Pick: Nostalgia is Everywhere in Eminem's 'The Marshall Mathers LP 2'
The Marshall Mathers LP 2
The Marshall Mathers LP 2 is the kind of sequel that gets people shouting at the screen in disbelief before their seats are warmed up. The first song, "Bad Guy," is seven white-knuckled minutes of psycho-rap insanity in which Stan's little brother comes back to chop Slim Shady into Slim Jims, tossing him into the trunk and driving around Detroit – listening to The Marshall Mathers LP, of course. "How's this for publicity stunt? This should be fun/Last album now, 'cause after this you'll be officially done," Em raps, playing his own killer.
Eminem could use a publicity stunt, and The Marshall Mathers LP 2 is just what the therapist ordered. During the 13 years since The Marshall Mathers LP, he's never lost his acrobat-gremlin skills on the mic. But some subsequent albums felt hermetic, perverting rage into rock-star griping on 2004's Encore, horror-show shock tactics on 2009's Relapse and 12-step purging on 2010's Recovery. The Marshall Mathers LP 2 is about reclaiming a certain freewheeling buoyancy, about pissing off the world from a more open, less cynical place; he even says sorry to his mom on "Headlights," where he's joined by Nate Ruess of fun.

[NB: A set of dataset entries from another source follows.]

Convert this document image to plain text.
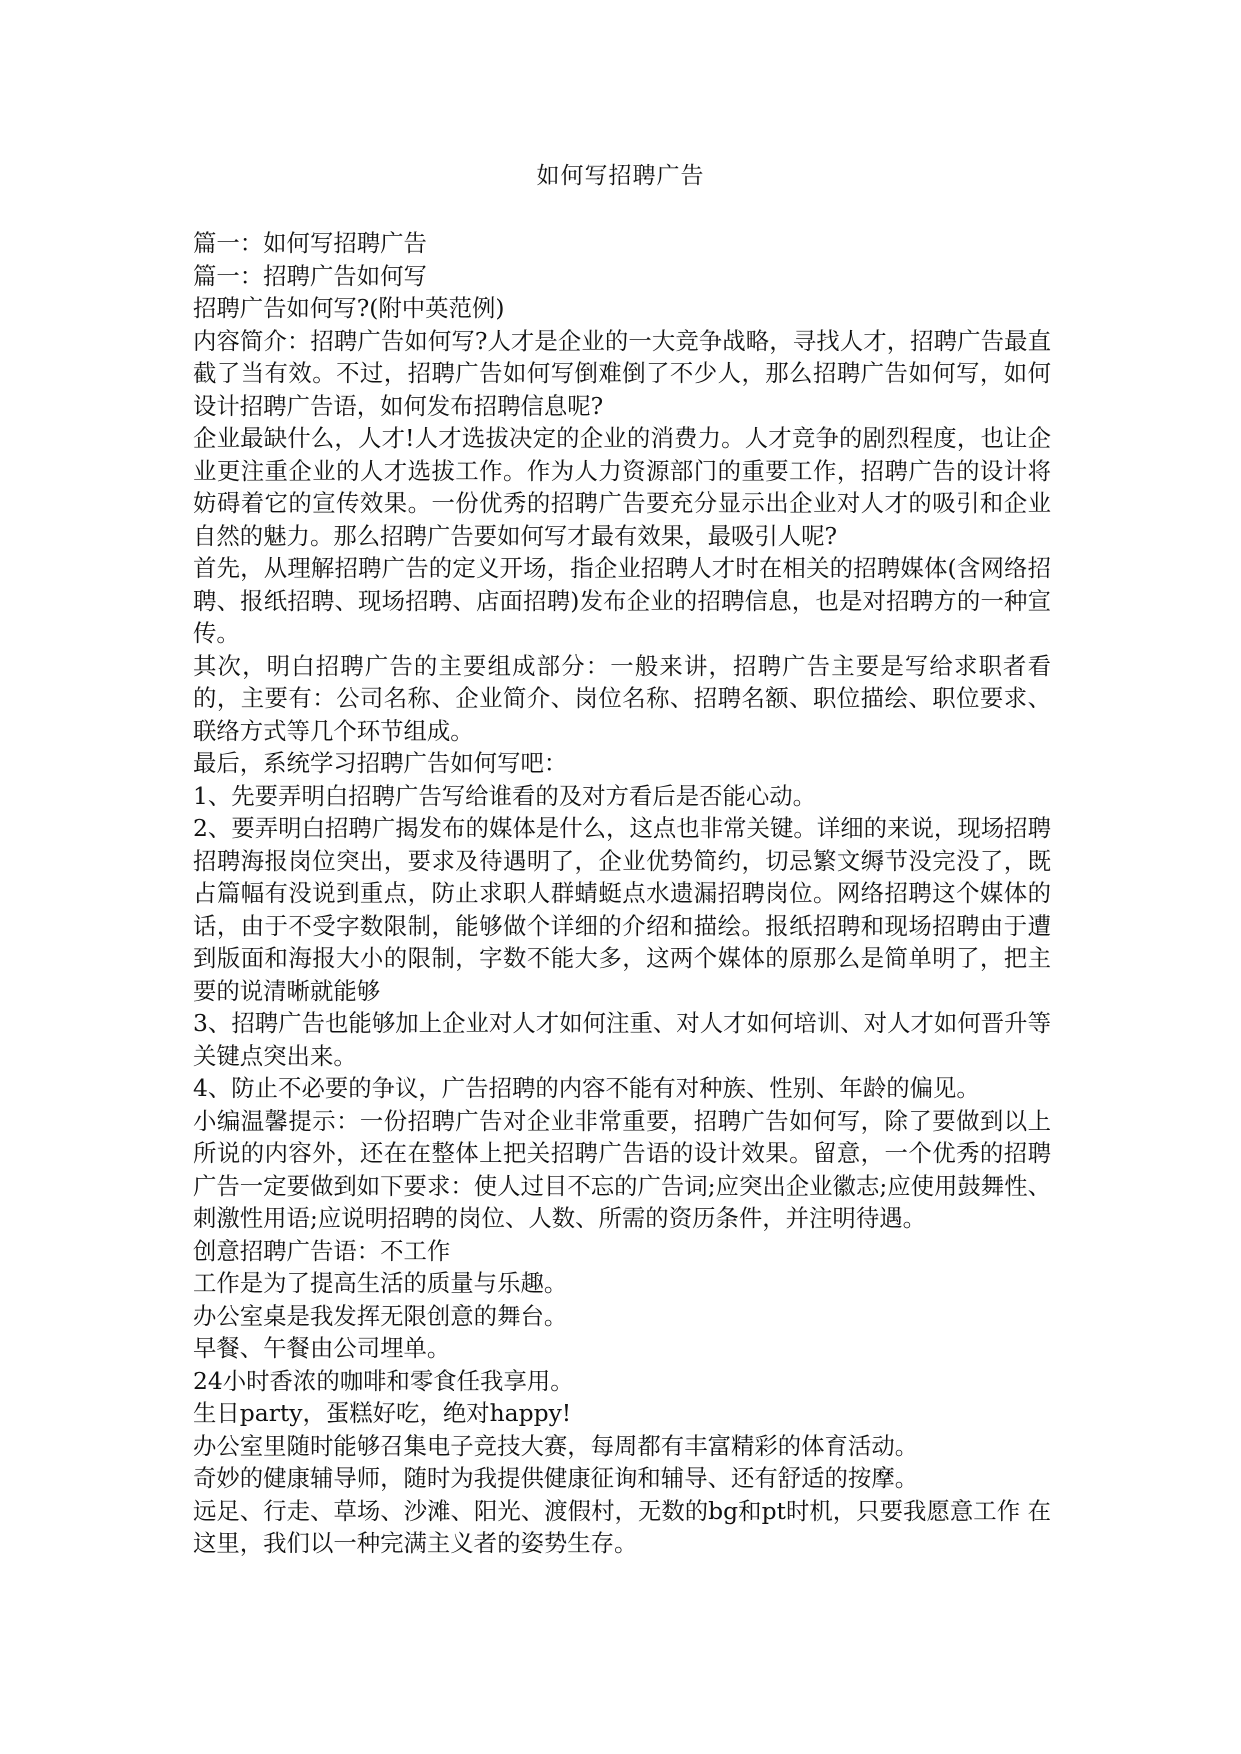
如何写招聘广告

篇一：如何写招聘广告

篇一：招聘广告如何写

招聘广告如何写?(附中英范例)

内容简介：招聘广告如何写?人才是企业的一大竞争战略，寻找人才，招聘广告最直截了当有效。不过，招聘广告如何写倒难倒了不少人，那么招聘广告如何写，如何设计招聘广告语，如何发布招聘信息呢?

企业最缺什么，人才!人才选拔决定的企业的消费力。人才竞争的剧烈程度，也让企业更注重企业的人才选拔工作。作为人力资源部门的重要工作，招聘广告的设计将妨碍着它的宣传效果。一份优秀的招聘广告要充分显示出企业对人才的吸引和企业自然的魅力。那么招聘广告要如何写才最有效果，最吸引人呢?

首先，从理解招聘广告的定义开场，指企业招聘人才时在相关的招聘媒体(含网络招聘、报纸招聘、现场招聘、店面招聘)发布企业的招聘信息，也是对招聘方的一种宣传。

其次，明白招聘广告的主要组成部分：一般来讲，招聘广告主要是写给求职者看的，主要有：公司名称、企业简介、岗位名称、招聘名额、职位描绘、职位要求、联络方式等几个环节组成。

最后，系统学习招聘广告如何写吧：

1、先要弄明白招聘广告写给谁看的及对方看后是否能心动。

2、要弄明白招聘广揭发布的媒体是什么，这点也非常关键。详细的来说，现场招聘招聘海报岗位突出，要求及待遇明了，企业优势简约，切忌繁文缛节没完没了，既占篇幅有没说到重点，防止求职人群蜻蜓点水遗漏招聘岗位。网络招聘这个媒体的话，由于不受字数限制，能够做个详细的介绍和描绘。报纸招聘和现场招聘由于遭到版面和海报大小的限制，字数不能大多，这两个媒体的原那么是简单明了，把主要的说清晰就能够

3、招聘广告也能够加上企业对人才如何注重、对人才如何培训、对人才如何晋升等关键点突出来。

4、防止不必要的争议，广告招聘的内容不能有对种族、性别、年龄的偏见。

小编温馨提示：一份招聘广告对企业非常重要，招聘广告如何写，除了要做到以上所说的内容外，还在在整体上把关招聘广告语的设计效果。留意，一个优秀的招聘广告一定要做到如下要求：使人过目不忘的广告词;应突出企业徽志;应使用鼓舞性、刺激性用语;应说明招聘的岗位、人数、所需的资历条件，并注明待遇。

创意招聘广告语：不工作

工作是为了提高生活的质量与乐趣。

办公室桌是我发挥无限创意的舞台。

早餐、午餐由公司埋单。

24小时香浓的咖啡和零食任我享用。

生日party，蛋糕好吃，绝对happy!

办公室里随时能够召集电子竞技大赛，每周都有丰富精彩的体育活动。

奇妙的健康辅导师，随时为我提供健康征询和辅导、还有舒适的按摩。

远足、行走、草场、沙滩、阳光、渡假村，无数的bg和pt时机，只要我愿意工作 在这里，我们以一种完满主义者的姿势生存。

Nostalgia is everywhere. Em surrounds himself in allusions to classic hip-hop, like the Beastie Boys samples producer Rick Rubin laces together on "Berzerk." It's telling that the only guest MC is Kendrick Lamar on "Love Game," probably because his slippery syllable-juggling owes a lot to Eminem.
Yet Em's former obsession – his own media image – has been replaced with a 41-year-old's cranky concerns. He's still a solipsistic cretin, but in a more general, everyday sort of way. He raps about how he can't figure out how to download Luda on his computer and waves the Nineties-geek flag with references to Jeffrey Dahmer and the Unabomber. He's playing his best character: the demon spawn of Trailer Hell, America, hitting middle age with his middle finger up his nose while he cleans off the Kool-Aid his kids spilled on the couch.
Much of the album hews to the stark beats and melodies he loves rapping over. But the tracks that lean on classic rock are loopy and hilarious. "Rhyme or Reason" brilliantly flips a sample of the Zombies' "Time of the Season"; when the song asks, "Who's your daddy," Em answers, "I don't have one/My mother reproduced like a Komodo dragon." "So Far . . ." shows some love for a Rust Belt homey by rhyming over Joe Walsh's "Life's Been Good": "Jed Clampett, Fred Sanford, welfare mentality helps to/Keep me grounded, that's why I never take full advantage of wealth/I managed to dwell within these perimeters/Still cramming the shelves full of Hamburger Helper/I can't even help it, this is the hand I was dealt to."